Multi-View Wireless Sensing via Conditional Generative Learning: Framework and Model Design
Ziqing Xing, Zhaoyang Zhang, Zirui Chen, Hongning Ruan, Zhaohui Yang
TL;DR
This work addresses high-precision target sensing in ISAC by leveraging multi-view uplink CSI from multiple BSs and UEs. It proposes Gen-MV, a conditional generative framework that fuses multi-view CSI through a family of encoders and uses a diffusion-based generator conditioned on a latent target code, with a shape-EM weighted loss to jointly recover geometry and EM properties. Key contributions include four multi-view encoders (VS-MLP, MV-BiLSTM, MVT, IVT), a multiplicative view-position embedding, and a diffusion-based reconstruction with a normalizing-flow prior, plus ablations confirming the value of physical priors and loss balancing.

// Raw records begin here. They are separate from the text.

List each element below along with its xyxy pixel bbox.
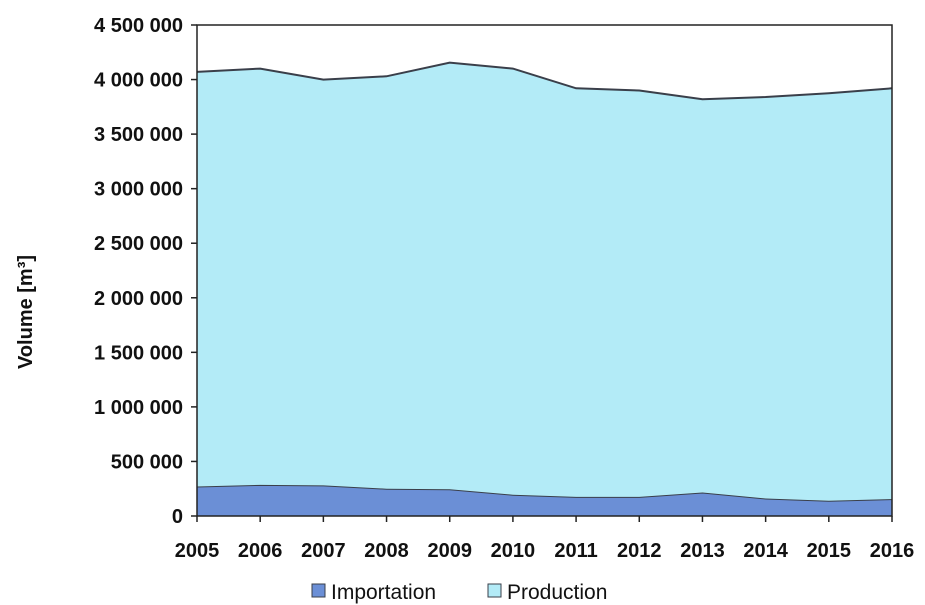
x-tick-label: 2013 [680, 540, 725, 562]
x-tick-label: 2009 [427, 540, 472, 562]
y-tick-label: 4 500 000 [94, 15, 183, 37]
y-tick-label: 0 [172, 506, 183, 528]
x-tick-label: 2011 [554, 540, 597, 562]
y-tick-label: 1 500 000 [94, 342, 183, 364]
legend-swatch-production [487, 583, 502, 598]
y-tick-label: 3 500 000 [94, 124, 183, 146]
area-series-group [196, 61, 893, 516]
y-axis-title: Volume [m³] [15, 255, 37, 369]
area-production [197, 62, 892, 501]
x-tick-label: 2006 [238, 540, 283, 562]
legend-label-importation: Importation [331, 581, 436, 604]
y-tick-label: 2 500 000 [94, 233, 183, 255]
x-axis: 2005 2006 2007 2008 2009 2010 2011 2012 2013 2014… [175, 516, 915, 562]
x-tick-label: 2008 [364, 540, 409, 562]
x-tick-label: 2010 [491, 540, 536, 562]
x-tick-label: 2015 [807, 540, 852, 562]
x-tick-label: 2016 [870, 540, 915, 562]
x-tick-label: 2005 [175, 540, 220, 562]
area-importation [197, 484, 892, 516]
legend: Importation Production [311, 581, 607, 604]
y-axis: 0 500 000 1 000 000 1 500 000 2 000 000 2 500… [94, 15, 197, 528]
x-tick-label: 2014 [743, 540, 788, 562]
plot-frame [196, 24, 893, 517]
y-tick-label: 3 000 000 [94, 179, 183, 201]
x-tick-label: 2007 [301, 540, 346, 562]
line-production [196, 61, 893, 101]
legend-label-production: Production [507, 581, 607, 604]
y-tick-label: 2 000 000 [94, 288, 183, 310]
legend-swatch-importation [311, 583, 326, 598]
y-tick-label: 1 000 000 [94, 397, 183, 419]
x-tick-label: 2012 [617, 540, 662, 562]
y-tick-label: 500 000 [111, 451, 183, 473]
y-tick-label: 4 000 000 [94, 70, 183, 92]
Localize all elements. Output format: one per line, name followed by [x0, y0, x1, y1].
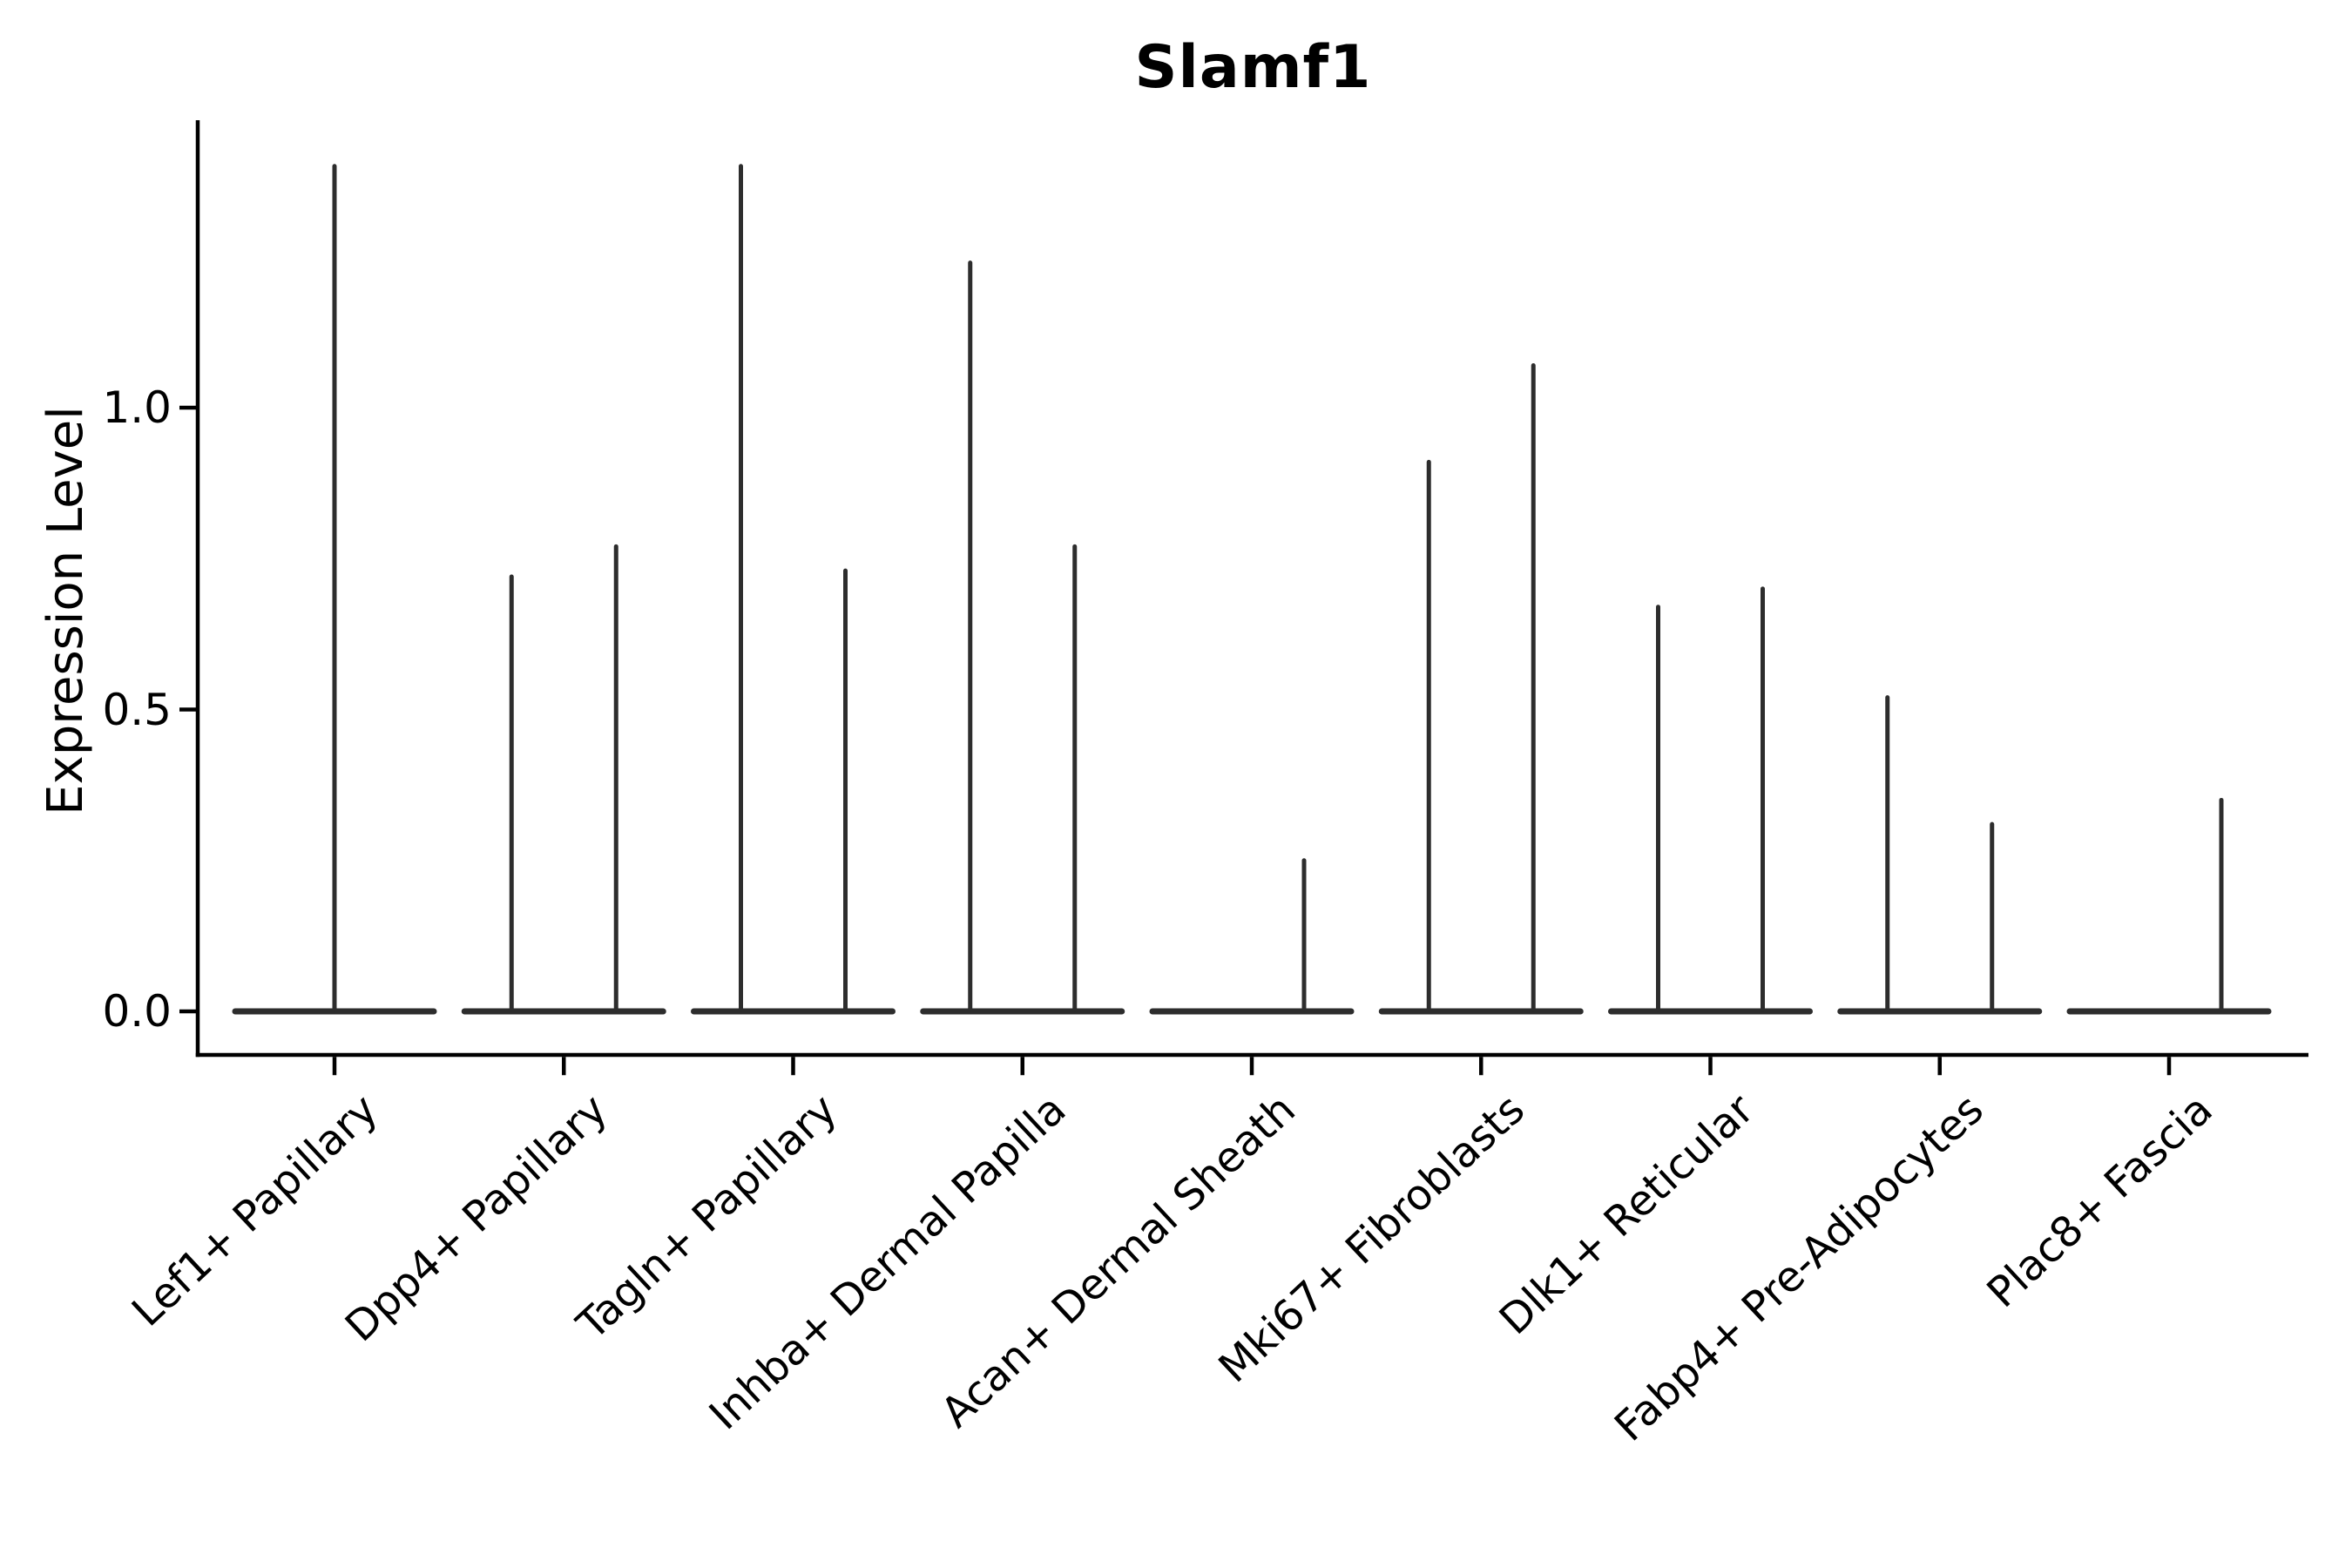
y-tick-label: 0.5	[102, 684, 172, 735]
y-tick-label: 1.0	[102, 382, 172, 433]
y-tick-label: 0.0	[102, 986, 172, 1037]
chart-title: Slamf1	[1134, 33, 1372, 102]
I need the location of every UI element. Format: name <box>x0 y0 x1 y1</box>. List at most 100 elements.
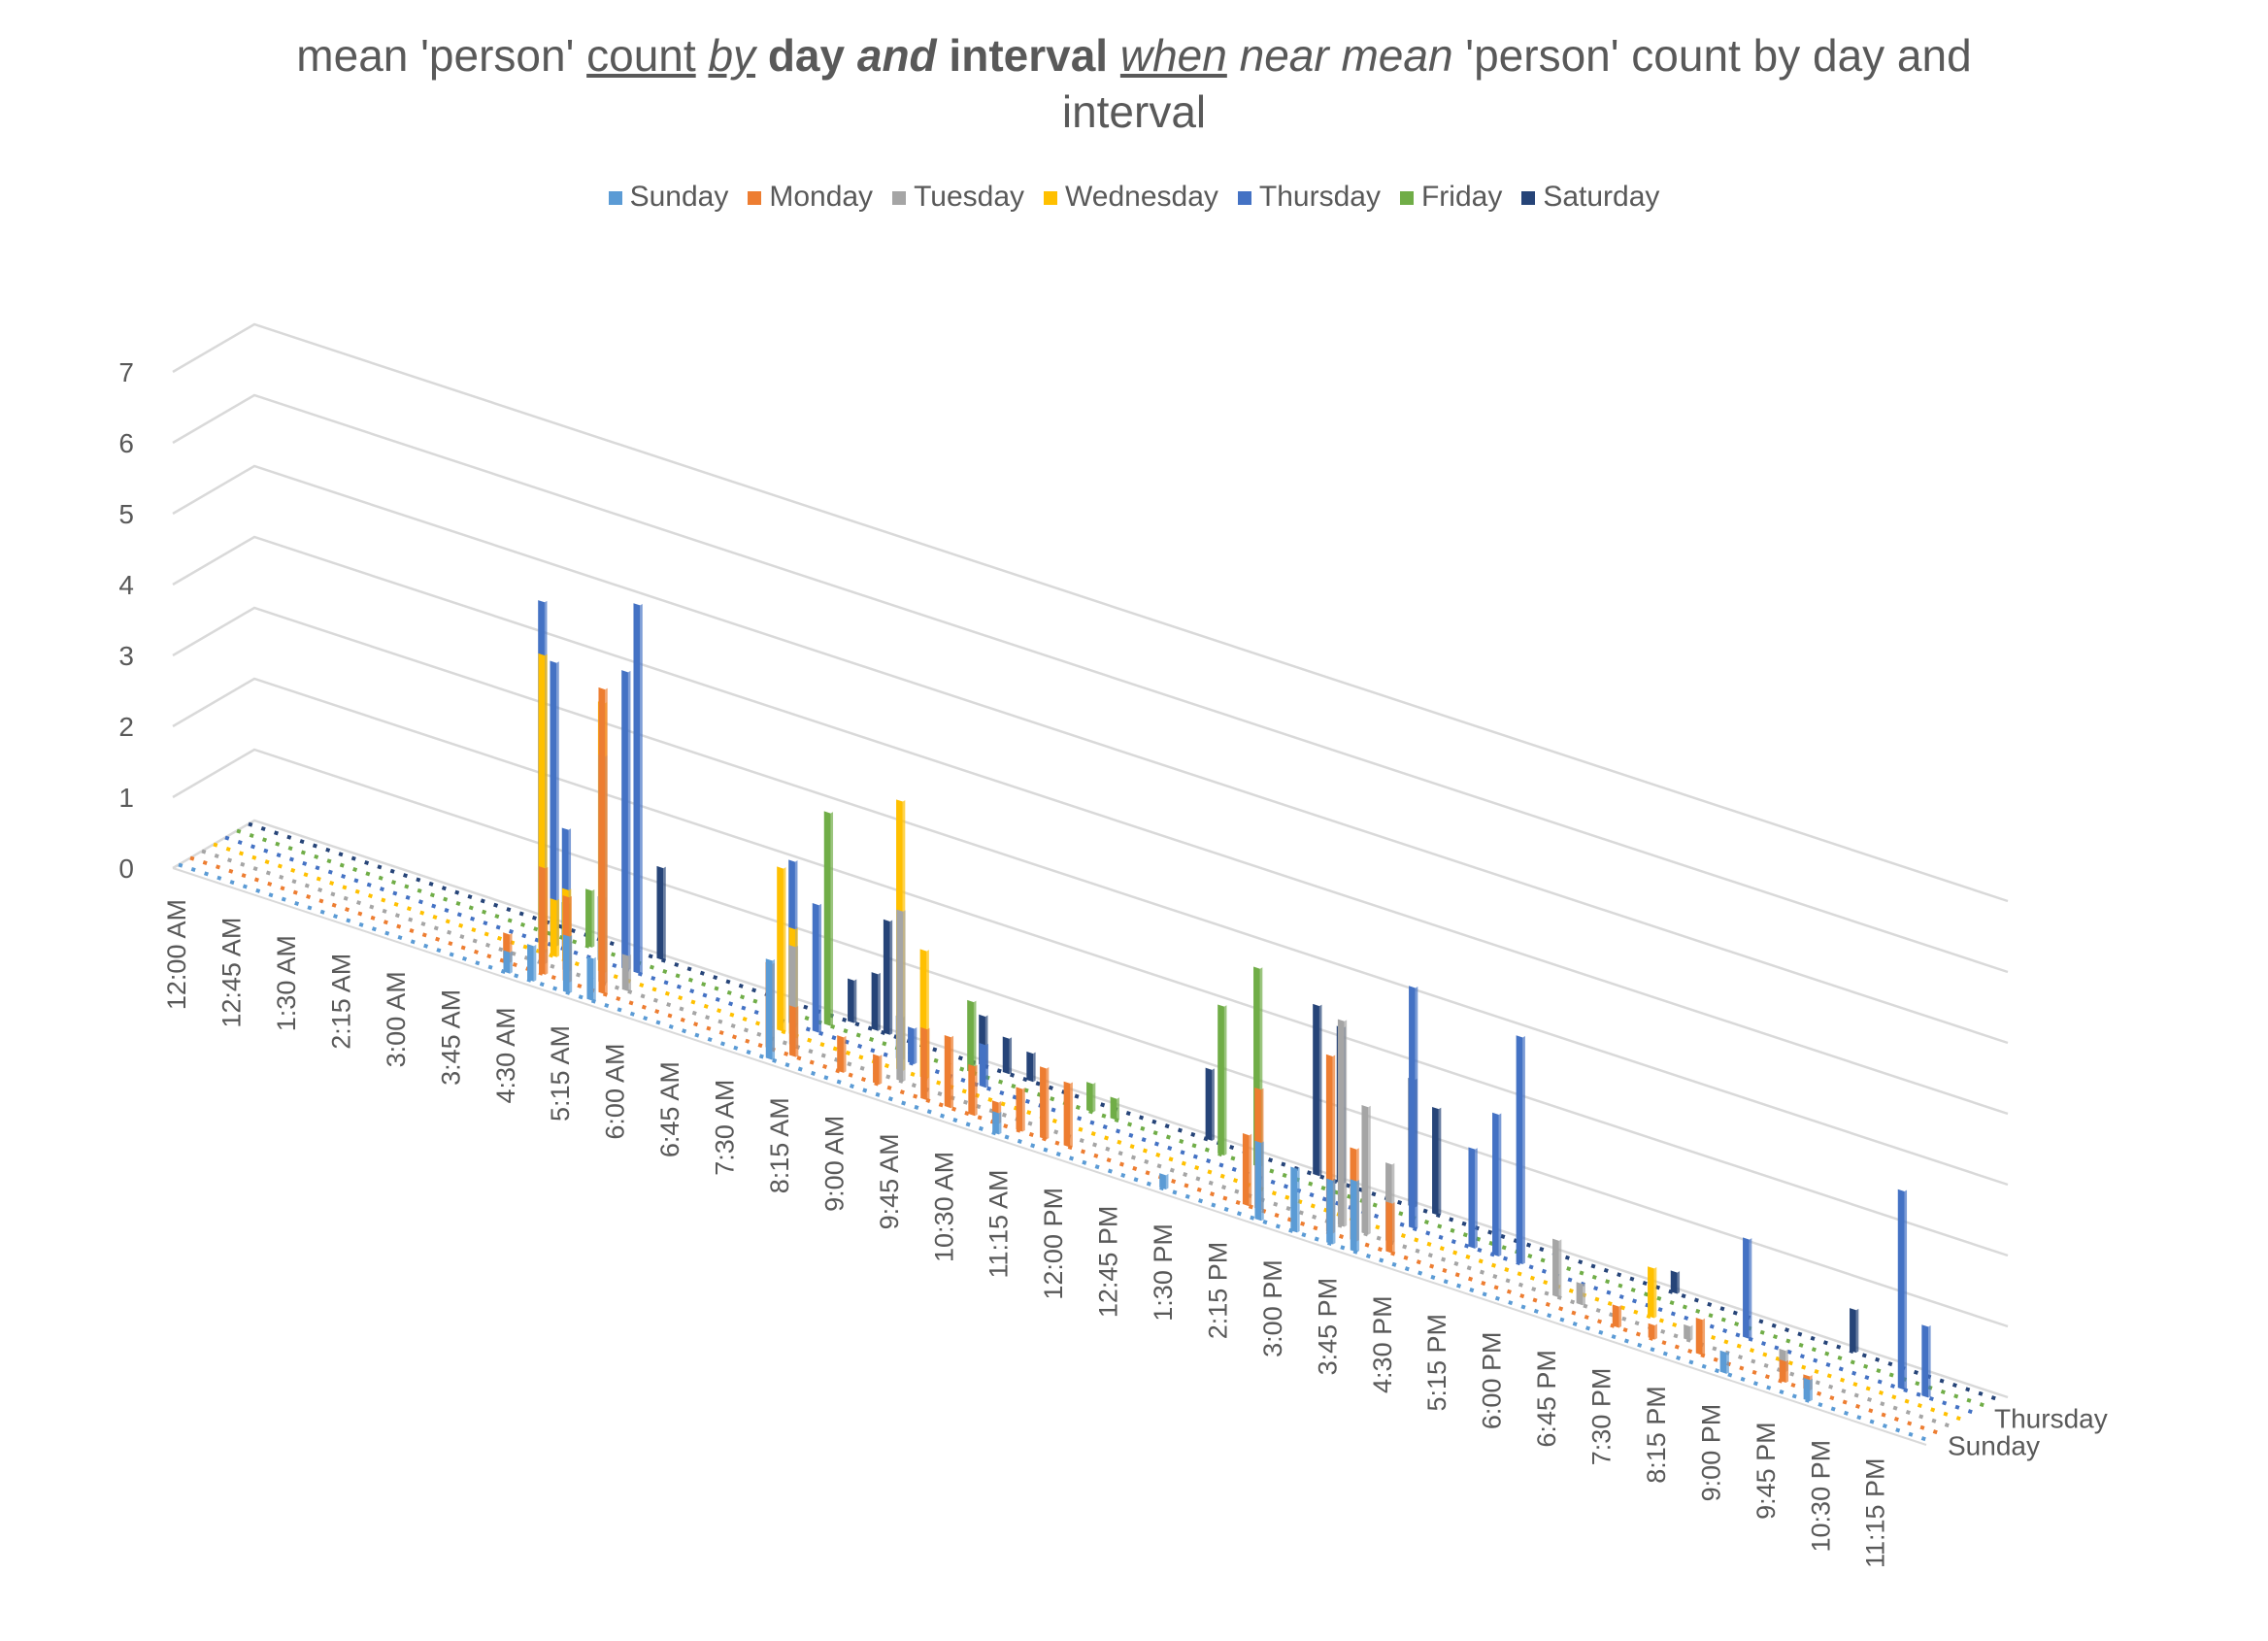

The results show flexible handling of varying view counts, robustness to CSI disturbances, and improved reconstruction quality, highlighting the practical potential of integrating physics-informed generative learning for multi-view wireless sensing.
Abstract
In this paper, we incorporate physical knowledge into learning-based high-precision target sensing using the multi-view channel state information (CSI) between multiple base stations (BSs) and user equipment (UEs). Such kind of multi-view sensing problem can be naturally cast into a conditional generation framework. To this end, we design a bipartite neural network architecture, the first part of which uses an elaborately designed encoder to fuse the latent target features embedded in the multi-view CSI, and then the second uses them as conditioning inputs of a powerful generative model to guide the target's reconstruction. Specifically, the encoder is designed to capture the physical correlation between the CSI and the target, and also be adaptive to the numbers and positions of BS-UE pairs. Therein the view-specific nature of CSI is assimilated by introducing a spatial positional embedding scheme, which exploits the structure of electromagnetic(EM)-wave propagation channels. Finally, a conditional diffusion model with a weighted loss is employed to generate the target's point cloud from the fused features. Extensive numerical results demonstrate that the proposed generative multi-view (Gen-MV) sensing framework exhibits excellent flexibility and significant performance improvement on the reconstruction quality of target's shape and EM properties.